Friday, February 06, 2009

How to install Google Chrome for all users in Windows

If you noticed, the Google Chrome installer doesn't ask to run as administrator (read: no UAC prompt) while installing itself. This is because it doesn't write it's files to the system directories like most other applications do (Firefox, for example). However, this also means that only the user that installs Chrome can use it. For every other user, he/she will have to run the installer and have it download the full setup and then install it.

There are some ways to get an already installed copy of Chrome to work with multiple users. One such way was posted on Neowin.net:

  1. Copy %UserProfile%\Local Settings\Application Data\Google\Chrome\Application to another folder accessible to all users, eg: C:\Program Files\Google\Chrome\Application
  2. Add the following registry value for each user that will be using Google Chrome:
    [HKEY_CURRENT_USER\Software\Google\Update\Clients\{8A69D345-D564-463c-AFF1-A69D9E530F96}]
    "pv"="0.2.149.27". User preferences will continue to be per-user in %UserProfile%\Local Settings\Application Data\Google\Chrome\User Data

There is an easier way:



Simply download the full offline installer version of Google Chrome from here: http://dl.google.com/chrome/install/160.0/chrome_installer.exe (around 8.5mb), login to each user's account and run the installer. Voila!

Hey, it's better than logging into each user's account and messing with the AppData folders and the registry!
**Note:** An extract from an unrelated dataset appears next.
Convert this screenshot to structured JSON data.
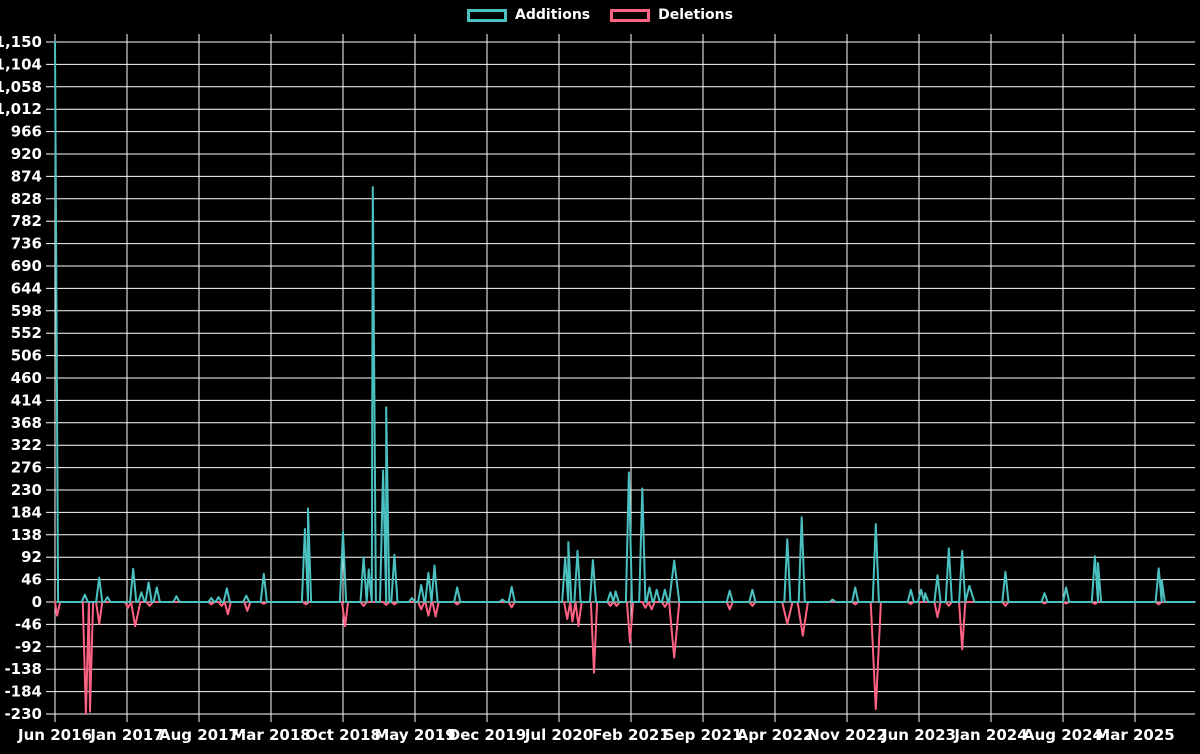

And there's an EVEN EASIER way to install Google Chrome on all Windows accounts at once if you're an administrator on the system:

  1. Visit the Google Pack website.
  2. Customize the package by removing all items other than Google Chrome and download it
  3. Run that as administrator (default behaviour) and your system will have Chrome for everyone

That's it!

1 comments:

Anonymous said...

Thanks, I thought this was a bug, even posted a bug report. I guess it's a feature.